Protest przeciwko wojnie w Iraku
Dziesiątki tysięcy osób przemaszerowały w centrum Londynu, w tym przed ambasadą USA, w drugą rocznicę amerykańskiej interwencji w Iraku, 20 marca 2003 roku.
19.03.2005 | aktual.: 19.03.2005 17:32
Podobne antywojenne i antyamerykańskie protesty odbywają się tego dnia w innych miastach europejskich, w tym w Warszawie. Ich uczestnicy domagają się m.in. całkowitego wycofania wojsk koalicji z Iraku.
Jeden z londyńskich rozmówców Associated Press argumentował z kolei, że wyjście z Iraku teraz pozostawiłoby jego mieszkańców w gorszej sytuacji niż przed interwencją.
Załatwiliśmy Irakijczykom ten bałagan, to teraz powinniśmy pomóc im z niego wyjść - powiedział 29-letni Kit MacLean, czekający w Hyde Parku na rozpoczęcie marszu.
Protestujący w Londynie nie kryli obaw, że po Iraku, Ameryka może zaatakować inne kraje. "Po Iraku - "Iran? Syria?, Kuba?" - głosił plakat z londyńskiej demonstracji.
Wzmocnione posiłki policyjne pilnowały w czasie przemarszu gmachu amerykańskiej ambasady i tak już otoczonej od zamachów 11 września 2001 roku betonowymi zaporami i metalowymi parkanami.
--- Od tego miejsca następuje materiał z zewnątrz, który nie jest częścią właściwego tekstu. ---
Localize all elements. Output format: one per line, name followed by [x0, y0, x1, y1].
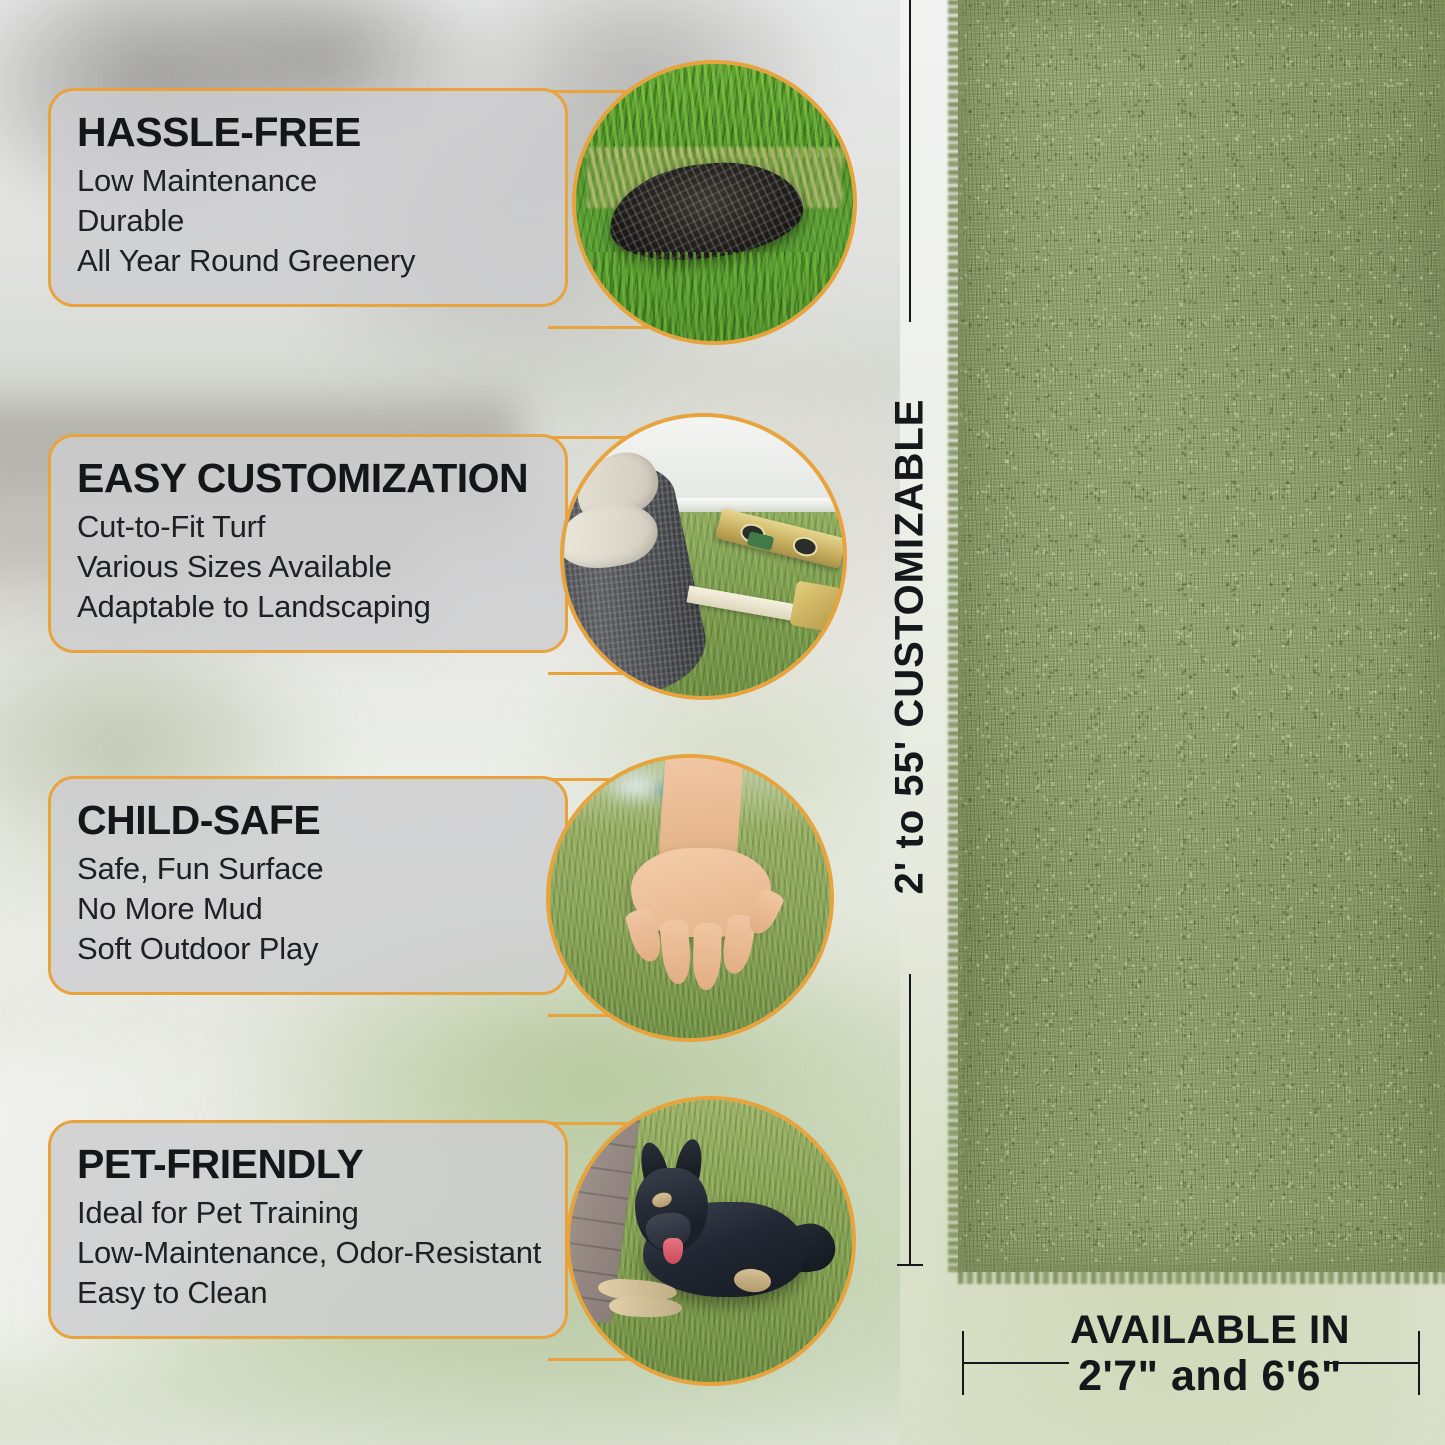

"Morderca Bush, precz" - głosił napis na jednym z transparentów. W pochodzie szło też dwóch mężczyzn w mundurach armii USA, którzy udawali, iż biją innego mężczyznę w stroju więźnia i z workiem na głowie - co było przypomnieniem skandalu z maltretowaniem irackich więźniów przez amerykańskich wojskowych.
W Szwecji w centrum Sztoholmu zgromadziło sie ok. 300 osób, wznosząc okrzyki: "USA, precz z Iraku". Na jednym z plakatów widniał napis: "Spuście Busha, nie bomby".
Pikiety, wiece, marsze planowane były w sobotę także m.in. w Rzymie, Oslo, Atenach.